Ansioso. Pressionava com o polegar e o indicador as folhas de papel uma contra a outra, produzindo um ruído próprio. As batidas dos pés marcavam os segundos que se passavam a espera do encontro com o novo médico, não havia mais ninguém naquela sala, já era tarde, talvez fosse o último paciente.

Uma penca de chaves tilintaram quase que de forma inaudível. — José K!

Havia chegado a hora, entrou de cabeça baixa, recebeu um cumprimento de uma mão fria e calejada, nem sequer olhou para a face do médico. Prontamente deixou o exame em cima da mesa e aguardou a análise.

De relance, viu um senhor calvo, de olheiras profundas e com uma pele enrugada. Dois sons se confrontavam, o som do ar condicionado e a respiração pesada do profissional. Durante um minuto inteiro permaneceu-se assim, o médico com olhar fixo ao papel, compenetrado e com a expressão de um jogador de pôquer. José, friccionava a unha do indicador com a unha do polegar da mão direita.

O calvo apoiou as costas no recosto da cadeira e ela rinchou. José aguardava a sentença.

— Seu José, sente-se bem? Alguma dor? Febre, talvez?

— De forma nenhuma doutor, minha saúde anda bem, na medida do possível, acontecera algo?

— Não posso dizer que sua saúde esteja bem, o caso em questão é grave.

José sentiu as pernas formigarem e ficou em apneia por alguns instantes. Questionou o médico acerca do problema, afinal do que se tratava? Nunca houvera tido problemas de saúde mais sérios.

— José, em seu favor, preciso que saia hoje mesmo direto para o hospital aqui do lado.

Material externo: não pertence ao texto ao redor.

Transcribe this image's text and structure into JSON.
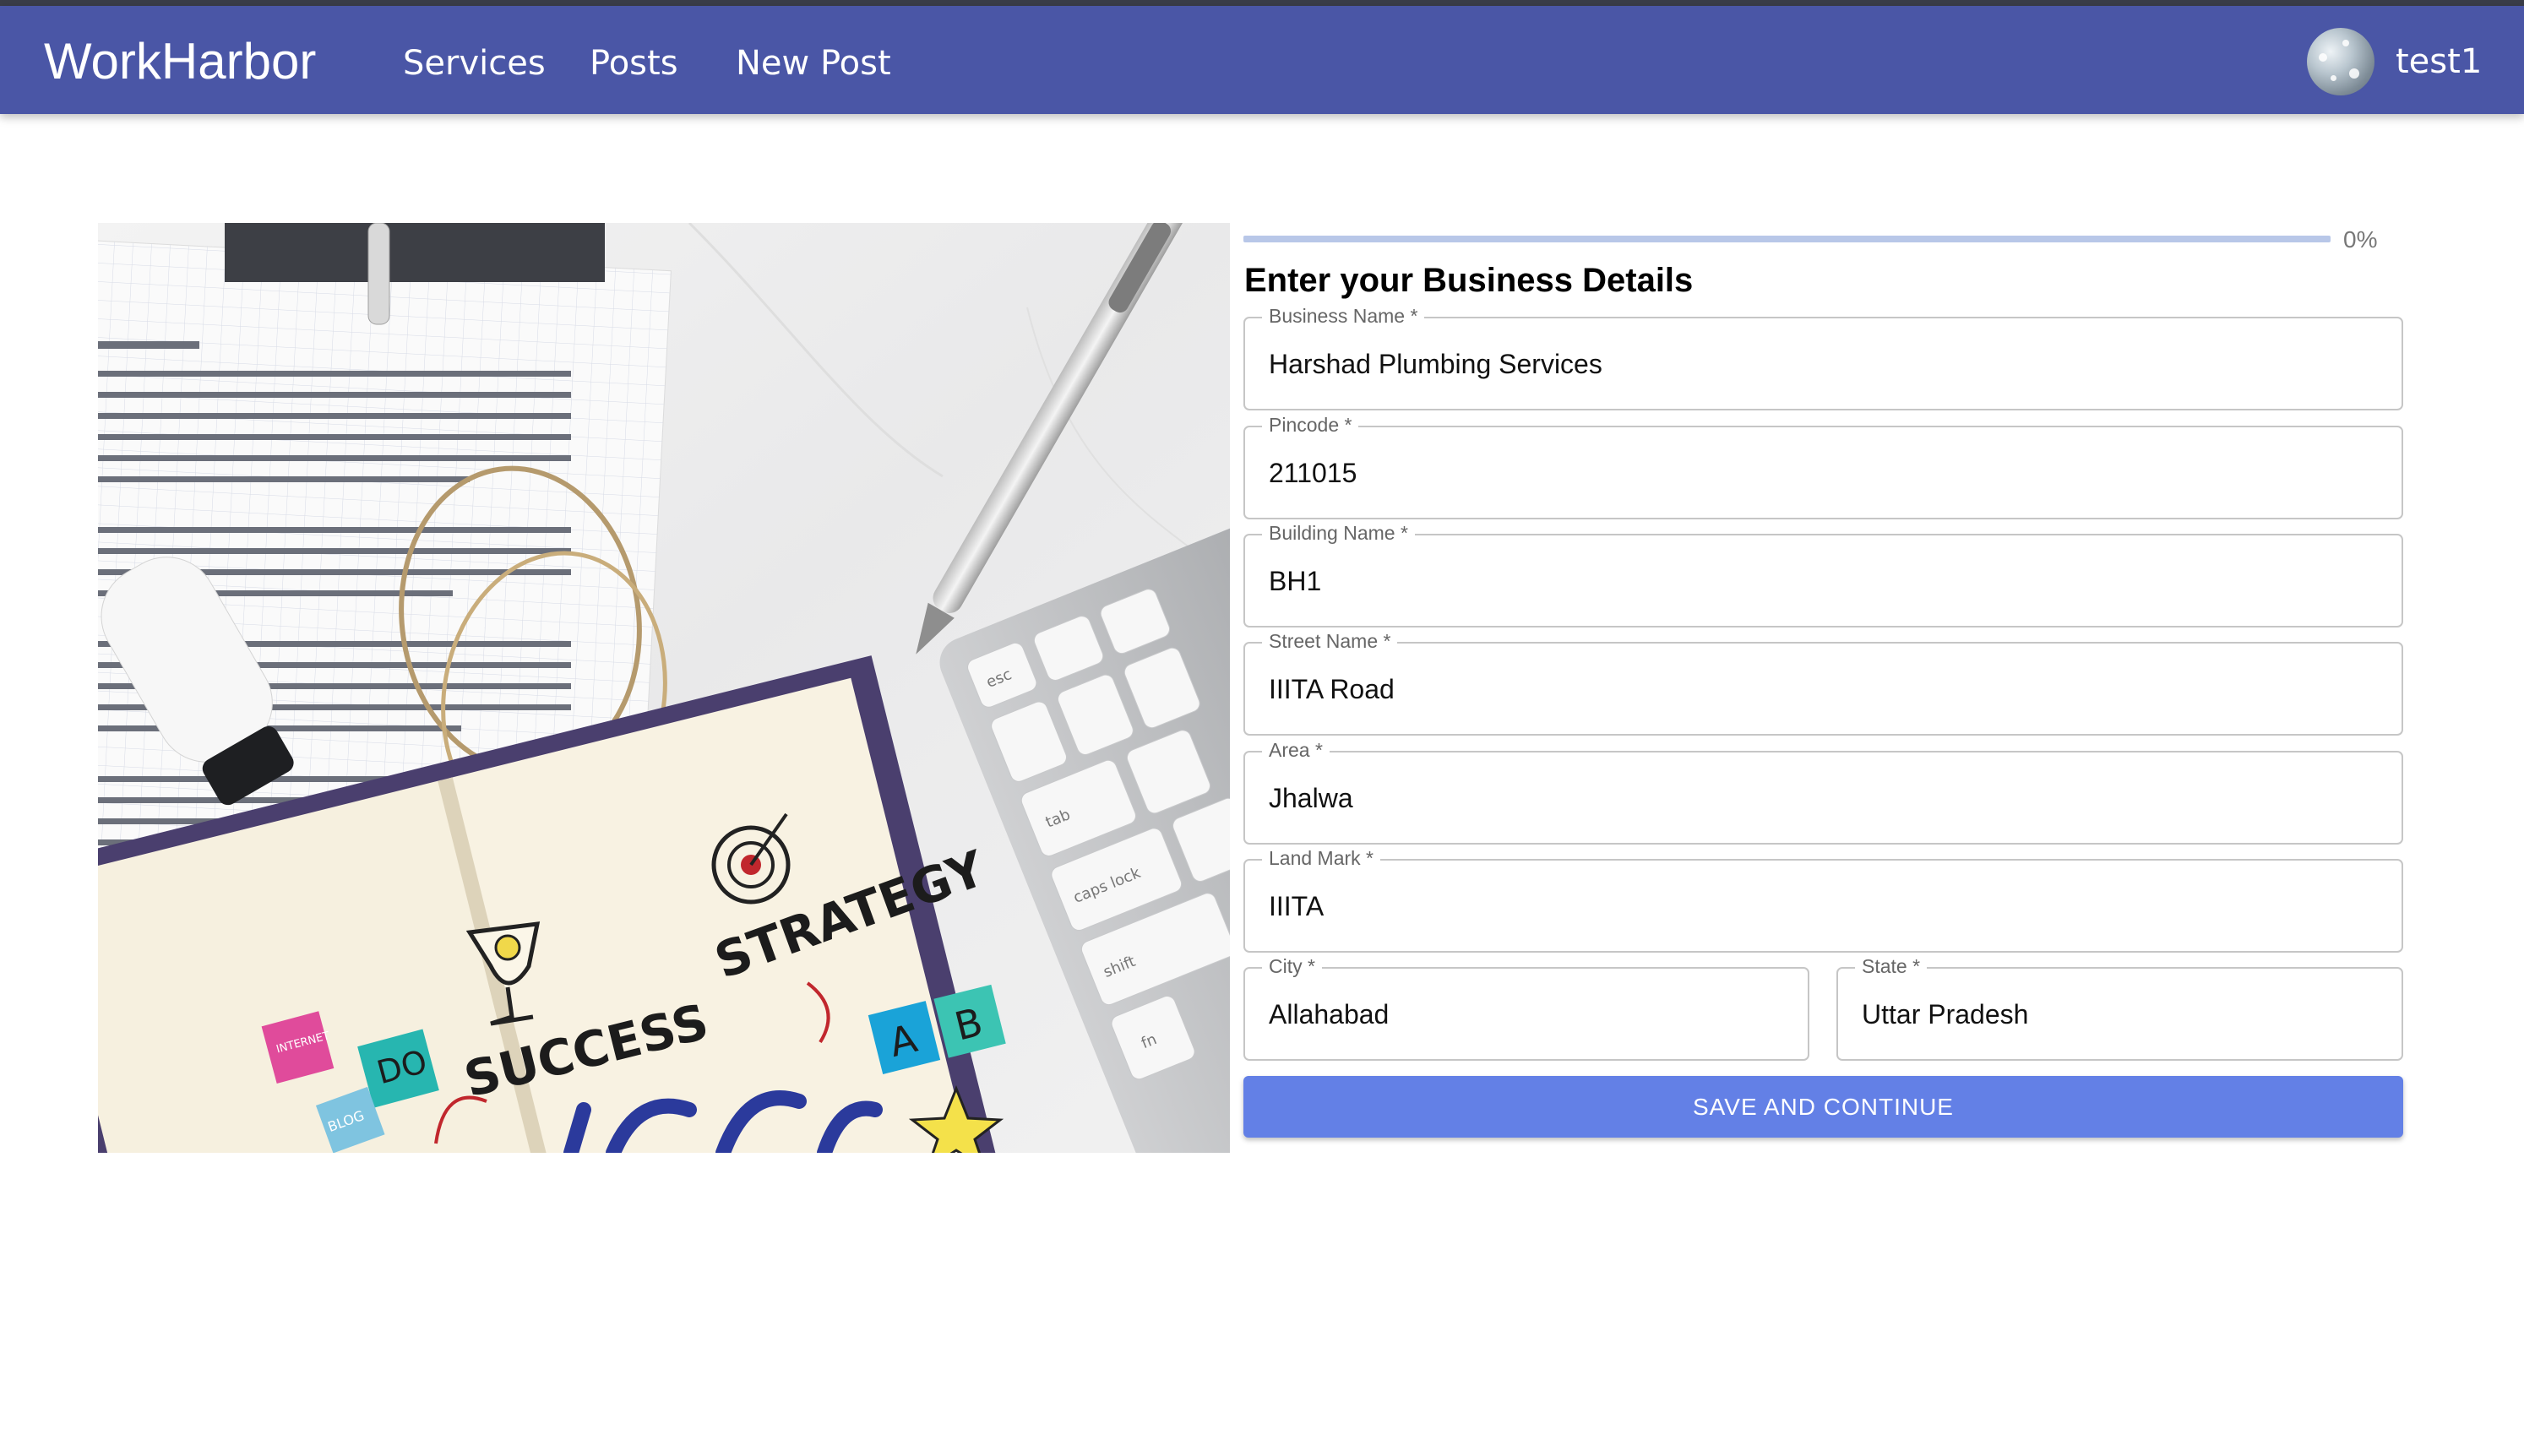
{
  "app": {
    "brand": "WorkHarbor"
  },
  "nav": {
    "items": [
      {
        "label": "Services"
      },
      {
        "label": "Posts"
      },
      {
        "label": "New Post"
      }
    ]
  },
  "user": {
    "name": "test1"
  },
  "hero": {
    "notebook_words": [
      "SUCCESS",
      "STRATEGY"
    ],
    "stickies": [
      "INTERNET",
      "DO",
      "BLOG"
    ],
    "ab_letters": [
      "A",
      "B"
    ],
    "keyboard_keys": [
      "esc",
      "tab",
      "caps lock",
      "shift",
      "fn"
    ]
  },
  "progress": {
    "value": 0,
    "label": "0%"
  },
  "form": {
    "title": "Enter your Business Details",
    "fields": {
      "business_name": {
        "label": "Business Name *",
        "value": "Harshad Plumbing Services"
      },
      "pincode": {
        "label": "Pincode *",
        "value": "211015"
      },
      "building_name": {
        "label": "Building Name *",
        "value": "BH1"
      },
      "street_name": {
        "label": "Street Name *",
        "value": "IIITA Road"
      },
      "area": {
        "label": "Area *",
        "value": "Jhalwa"
      },
      "land_mark": {
        "label": "Land Mark *",
        "value": "IIITA"
      },
      "city": {
        "label": "City *",
        "value": "Allahabad"
      },
      "state": {
        "label": "State *",
        "value": "Uttar Pradesh"
      }
    },
    "submit_label": "SAVE AND CONTINUE"
  },
  "colors": {
    "navbar": "#4a56a6",
    "button": "#6380e6",
    "progress_track": "#b8c7e8"
  }
}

Assim foi feito. Entre a descida do prédio e o internamento hospitalar não se demorou mais que uma hora. Por volta das onze da noite, reaparece o médico de José K.

— Doutor, desculpe-me pela ignorância, sempre tento ser um paciente obediente, taciturno, que não questiona as condutas do profissional que me dá assistência, um bom paciente acima de tudo. Por favor, qual o meu diagnóstico?

— É grave. Será necessária uma cirurgia e exames complementares pela manhã, depois poderei fornecer mais detalhes. Ainda tem alguma pergunta?

— Não doutor. Muito obrigado pela atenção.

Assim foi feito, perfuraram as veias de José, cateteres, sondas, exames incômodos que provocavam ânsia de vômito e enjoo. Por fim, abriram-no. Em determinado momento estava na maca, fez uma contagem regressiva e quando se deu conta já estava na sua acomodação, ainda dentro do hospital.

O branco acético do hospital era semelhante ao do consultório. Incômodo acima de tudo. Tudo refletia com força, os olhos embaçavam e a vista deteriorava-se rapidamente. O ladrilho branco que compunha a parede ornava o ambiente e reforçava o efeito.

Duas batidas secas na porta e um rinchar.

— Senhor José K. Bom dia, como vai o senhor?

— Um pouco angustiado doutor. Porém, acredito que todo aquele susto tenha passado. Tem alguma novidade para mim?

— Creio que iniciaremos em alguma horas uma quimioterapia, afirmou o médico enquanto folheava uma prancheta.

José sentiu-se febril, sua vida degringolara nas últimas 12 horas, como nunca houvera acontecido em toda sua vida.

— Doutor, mais uma vez, entendo a sua abordagem, tento ser o melhor paciente que posso, mas a minha saúde está sendo sentenciada e condenada de hora em hora e sou incapaz de saber o que está acontecendo. Estou doente? É um câncer? Havia um tumor em mim? O que está acontecendo comigo, onde errei?

Houve um ululante silêncio da outra parte. A prancheta foi deixada em cima de uma cadeira e o médico caminhou em direção a José, com a típica calvície brilhante e os olhos arregalados circunscritos por olheiras. Apoiou as duas mãos e nas barras de ferro do leito do paciente e olhou-o fixamente frente a frente.

José se comprimiu contra o colchão, trêmulo, aquela figura aterradora que pela primeira vez olhara por completo era assustadora e foi a ele que entregou cegamente a sua saúde. De forma quase que inconsciente reagiu.

— Doutor o que fiz para merecer isso? Disse virando o rosto para o lado contrário daquela figura abjeta, angustiado e se debatendo.

— Foste um ótimo paciente José, um ótimo paciente.